Staying healthy isn't necessarily a talent, but whether it's due to his sandlot style or purely bad luck, Michael Vick seldom goes a full season unscathed. One way or the other, if he doesn't manage to keep his name out of the injury report, history is not on the Eagles' side.

That's the bad news. The good news is the extent to which Vick is actually injury prone is entirely circumstantial.

Yes, we are well aware Vick has started 16 regular season games only once in his nine-year NFL career. This is a notorious example where a statistic, or more aptly a carefully-crafted factoid, is parroted often enough until it's accepted at face value. While technically accurate, it is a very misleading statement.

During his five seasons as the Atlanta Falcons starter, Vick missed only a single game, or none, in four. One of those absences -- 2004 -- he was held out at least in part because the club's post-season seeding was locked. Granted, the outlier is a broken ankle cost him nearly three-quarters of a season. Other than that one bad break though, during his early years Vick wasn't outrageously more injury prone than Rodgers, who has missed a start in two of the past four, and especially Roethlisberger, who has only made it through the slate of 16 once in his career, too.

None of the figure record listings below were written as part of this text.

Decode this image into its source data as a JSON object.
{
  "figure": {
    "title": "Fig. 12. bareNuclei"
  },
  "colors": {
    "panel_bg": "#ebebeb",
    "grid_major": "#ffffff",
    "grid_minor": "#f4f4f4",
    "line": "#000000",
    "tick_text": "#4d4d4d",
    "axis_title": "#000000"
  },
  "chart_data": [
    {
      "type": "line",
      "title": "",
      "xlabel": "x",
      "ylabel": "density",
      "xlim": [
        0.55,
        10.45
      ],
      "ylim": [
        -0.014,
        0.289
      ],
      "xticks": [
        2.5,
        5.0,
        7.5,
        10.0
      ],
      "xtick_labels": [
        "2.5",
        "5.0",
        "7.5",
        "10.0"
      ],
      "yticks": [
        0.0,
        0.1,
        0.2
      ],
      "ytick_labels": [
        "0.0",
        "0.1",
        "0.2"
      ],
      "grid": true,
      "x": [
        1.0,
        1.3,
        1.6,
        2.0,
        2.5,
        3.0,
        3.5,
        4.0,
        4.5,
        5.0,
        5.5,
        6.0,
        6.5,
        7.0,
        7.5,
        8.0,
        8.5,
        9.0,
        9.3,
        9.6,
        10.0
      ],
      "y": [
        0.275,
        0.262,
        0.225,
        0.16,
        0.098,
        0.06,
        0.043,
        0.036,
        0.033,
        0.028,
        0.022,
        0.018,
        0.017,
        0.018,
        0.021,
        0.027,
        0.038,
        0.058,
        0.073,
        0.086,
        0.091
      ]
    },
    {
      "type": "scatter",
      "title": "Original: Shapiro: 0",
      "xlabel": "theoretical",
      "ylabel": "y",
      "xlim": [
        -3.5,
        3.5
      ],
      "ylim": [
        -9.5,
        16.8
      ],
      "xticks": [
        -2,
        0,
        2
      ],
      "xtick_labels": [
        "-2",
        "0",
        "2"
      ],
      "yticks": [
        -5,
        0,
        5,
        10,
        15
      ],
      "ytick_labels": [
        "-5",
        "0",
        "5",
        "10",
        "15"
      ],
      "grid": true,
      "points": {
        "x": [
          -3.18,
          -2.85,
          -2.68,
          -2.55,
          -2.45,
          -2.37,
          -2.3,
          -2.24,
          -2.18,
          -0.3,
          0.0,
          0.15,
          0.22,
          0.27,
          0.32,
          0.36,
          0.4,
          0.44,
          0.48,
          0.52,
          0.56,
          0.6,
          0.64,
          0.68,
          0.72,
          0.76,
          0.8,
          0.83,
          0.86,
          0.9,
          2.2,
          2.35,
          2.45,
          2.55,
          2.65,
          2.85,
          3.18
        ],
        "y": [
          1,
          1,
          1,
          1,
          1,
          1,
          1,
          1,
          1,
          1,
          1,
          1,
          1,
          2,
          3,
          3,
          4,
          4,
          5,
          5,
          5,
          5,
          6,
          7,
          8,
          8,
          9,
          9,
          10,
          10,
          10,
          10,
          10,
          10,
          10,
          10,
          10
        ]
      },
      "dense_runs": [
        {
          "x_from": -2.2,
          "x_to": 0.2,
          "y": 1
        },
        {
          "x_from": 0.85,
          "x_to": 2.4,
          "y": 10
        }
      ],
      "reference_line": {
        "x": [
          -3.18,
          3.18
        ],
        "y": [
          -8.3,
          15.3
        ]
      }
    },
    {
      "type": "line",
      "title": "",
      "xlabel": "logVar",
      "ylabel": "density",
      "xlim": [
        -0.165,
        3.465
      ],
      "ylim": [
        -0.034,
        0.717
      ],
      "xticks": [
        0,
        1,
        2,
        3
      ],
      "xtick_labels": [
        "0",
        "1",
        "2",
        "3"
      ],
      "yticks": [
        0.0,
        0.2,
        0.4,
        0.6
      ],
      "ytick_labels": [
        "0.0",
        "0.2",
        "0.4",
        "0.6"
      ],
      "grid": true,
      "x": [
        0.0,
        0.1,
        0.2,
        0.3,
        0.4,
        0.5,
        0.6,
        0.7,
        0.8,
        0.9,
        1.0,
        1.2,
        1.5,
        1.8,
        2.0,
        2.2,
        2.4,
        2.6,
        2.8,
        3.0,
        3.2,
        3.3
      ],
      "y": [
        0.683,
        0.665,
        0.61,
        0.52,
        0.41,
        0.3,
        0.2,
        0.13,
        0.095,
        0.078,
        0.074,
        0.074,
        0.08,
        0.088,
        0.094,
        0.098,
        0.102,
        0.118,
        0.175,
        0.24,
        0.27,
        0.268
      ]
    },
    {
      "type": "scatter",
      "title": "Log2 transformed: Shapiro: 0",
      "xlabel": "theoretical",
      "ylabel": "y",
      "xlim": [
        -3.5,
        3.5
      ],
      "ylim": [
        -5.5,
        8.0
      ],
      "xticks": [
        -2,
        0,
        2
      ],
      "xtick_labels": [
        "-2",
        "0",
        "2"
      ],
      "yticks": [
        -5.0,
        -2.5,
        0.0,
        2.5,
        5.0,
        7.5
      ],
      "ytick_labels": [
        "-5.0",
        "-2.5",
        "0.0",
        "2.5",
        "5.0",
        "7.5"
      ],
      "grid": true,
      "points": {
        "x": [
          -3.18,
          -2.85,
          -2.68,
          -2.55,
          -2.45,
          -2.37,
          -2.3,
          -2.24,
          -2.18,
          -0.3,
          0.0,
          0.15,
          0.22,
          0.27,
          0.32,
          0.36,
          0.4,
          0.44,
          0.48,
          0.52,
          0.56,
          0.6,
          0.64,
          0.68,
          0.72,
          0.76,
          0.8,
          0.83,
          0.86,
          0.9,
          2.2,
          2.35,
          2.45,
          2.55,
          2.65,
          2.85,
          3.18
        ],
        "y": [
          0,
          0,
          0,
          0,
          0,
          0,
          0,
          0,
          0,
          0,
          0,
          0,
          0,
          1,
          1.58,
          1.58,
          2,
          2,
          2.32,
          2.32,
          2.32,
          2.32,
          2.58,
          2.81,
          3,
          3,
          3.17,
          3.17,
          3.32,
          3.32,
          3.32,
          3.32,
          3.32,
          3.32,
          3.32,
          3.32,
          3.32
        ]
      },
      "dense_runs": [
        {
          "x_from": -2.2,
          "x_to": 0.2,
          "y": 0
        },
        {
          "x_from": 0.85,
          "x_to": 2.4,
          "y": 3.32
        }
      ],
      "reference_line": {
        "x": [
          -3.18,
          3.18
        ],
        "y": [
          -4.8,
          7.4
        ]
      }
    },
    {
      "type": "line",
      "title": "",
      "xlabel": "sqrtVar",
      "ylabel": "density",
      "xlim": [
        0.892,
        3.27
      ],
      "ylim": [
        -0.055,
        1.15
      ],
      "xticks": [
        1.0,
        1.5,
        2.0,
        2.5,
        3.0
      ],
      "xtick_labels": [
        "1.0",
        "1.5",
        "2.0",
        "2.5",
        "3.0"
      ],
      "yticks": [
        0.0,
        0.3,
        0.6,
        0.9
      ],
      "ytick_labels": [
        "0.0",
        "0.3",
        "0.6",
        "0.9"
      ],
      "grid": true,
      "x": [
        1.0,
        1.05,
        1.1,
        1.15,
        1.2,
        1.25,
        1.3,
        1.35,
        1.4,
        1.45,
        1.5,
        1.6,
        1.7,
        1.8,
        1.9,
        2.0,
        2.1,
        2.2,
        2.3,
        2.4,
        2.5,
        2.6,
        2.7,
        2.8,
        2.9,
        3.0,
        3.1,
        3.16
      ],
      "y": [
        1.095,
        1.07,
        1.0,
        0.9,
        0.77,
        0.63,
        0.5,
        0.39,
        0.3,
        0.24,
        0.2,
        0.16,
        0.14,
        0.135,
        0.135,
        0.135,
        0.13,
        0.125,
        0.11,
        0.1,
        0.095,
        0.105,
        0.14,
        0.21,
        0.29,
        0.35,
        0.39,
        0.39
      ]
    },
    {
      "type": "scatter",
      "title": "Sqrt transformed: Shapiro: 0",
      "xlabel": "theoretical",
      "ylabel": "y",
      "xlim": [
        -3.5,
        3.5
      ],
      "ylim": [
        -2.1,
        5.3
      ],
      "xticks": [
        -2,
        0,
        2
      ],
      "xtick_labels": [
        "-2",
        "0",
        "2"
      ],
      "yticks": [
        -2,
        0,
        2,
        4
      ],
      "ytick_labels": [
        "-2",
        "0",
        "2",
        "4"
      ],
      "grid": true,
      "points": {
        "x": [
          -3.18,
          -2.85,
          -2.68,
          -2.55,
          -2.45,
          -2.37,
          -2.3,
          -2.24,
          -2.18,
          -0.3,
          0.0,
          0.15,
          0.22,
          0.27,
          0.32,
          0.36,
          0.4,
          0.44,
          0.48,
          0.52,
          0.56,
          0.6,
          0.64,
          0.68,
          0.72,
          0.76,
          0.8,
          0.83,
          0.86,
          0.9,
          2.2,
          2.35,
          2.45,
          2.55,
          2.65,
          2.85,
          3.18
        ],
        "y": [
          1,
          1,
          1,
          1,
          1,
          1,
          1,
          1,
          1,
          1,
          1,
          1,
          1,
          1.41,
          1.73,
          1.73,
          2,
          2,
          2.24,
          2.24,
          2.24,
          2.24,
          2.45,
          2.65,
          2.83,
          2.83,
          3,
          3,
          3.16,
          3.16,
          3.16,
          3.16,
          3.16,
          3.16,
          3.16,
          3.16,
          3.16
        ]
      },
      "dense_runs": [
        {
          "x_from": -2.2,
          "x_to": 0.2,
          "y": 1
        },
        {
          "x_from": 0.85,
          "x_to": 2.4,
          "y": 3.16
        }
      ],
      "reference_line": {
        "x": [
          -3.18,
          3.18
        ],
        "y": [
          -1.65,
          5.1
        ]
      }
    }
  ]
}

Even Peyton and Brady have lost a full season to injury.

Other seasons where Vick didn't play 16 include as a rookie in Atlanta, when he served as the backup, and his first year in Philly, where he was used primarily as a gimmick, and owed the league a two-game suspension as well.

That only leaves these past two years with the Birds. Admittedly, Vick has had significantly larger problems staying on the field since going to battle full time in midnight green. He was out three games with rib injuries each of the past two seasons. He also suffered a thigh bruise toward the end of 2010, which contributed to his sitting out a meaningless Week 17 game, and he needed to be removed from the action multiple times last year -- twice never to return.

It seems recent data is trumping Vick's resilience of old. Maybe it's age, maybe it's coincidence. Either way, the trend has spelled trouble for the Eagles.

In '10, the Eagles were 8-3 in games Vick started and finished (or exited early for reasons unrelated to injury), 2-4 others. In '11, the team was 7-4 when Vick completed the contest, 1-4 in the rest. Overall, that's 15-7 with Vick for 60 minutes, 3-8 in any other result over the past two seasons.

Even if he misses a game or two, those records suggest the Eagles have a strong chance to reach the tournament in 2012, barring the type of misfortune that sidelines Vick long-term.

They definitely cannot afford for him to be out for a great deal longer than that though, and a season-ender for Vick is likely a season-ender for Philadelphia. Since the playoffs expanded to 12 teams in 1990, only three QBs who replaced the starter because of injury have lead their team to the Lombardi Trophy: Jeff Hostetler for the Giants in '90, Kurt Warner for the Rams in '99, and Brady for the Patriots in '01. In other words, unless Mike Kafka and Nick Foles are Hall of Famers in waiting, odds are it's Vick or bust.

But the reality is health is impossible to predict. Every player accepts the same risk of injury before the ball is snapped, and while a mobile QB like Vick is subjected to more hits because he handles the ball more frequently, it only takes one to end a season. Guys get hurt, even the ones with the bigger bodies that appear they can absorb the punishment, or the ones who hardly ever take a hit at all. Of the quarterbacks above, only Eli has escaped serious injury up to this point in his professional career.

Point being, Vick probably isn't quite as fragile as we've been led to believe. Sure, every time he takes a shot that sends him either hurtling through the air or crumbling to the turf, you're going to hold your breath. He plays the game as if there were nothing left to lose -- it's just that more often than not, there isn't.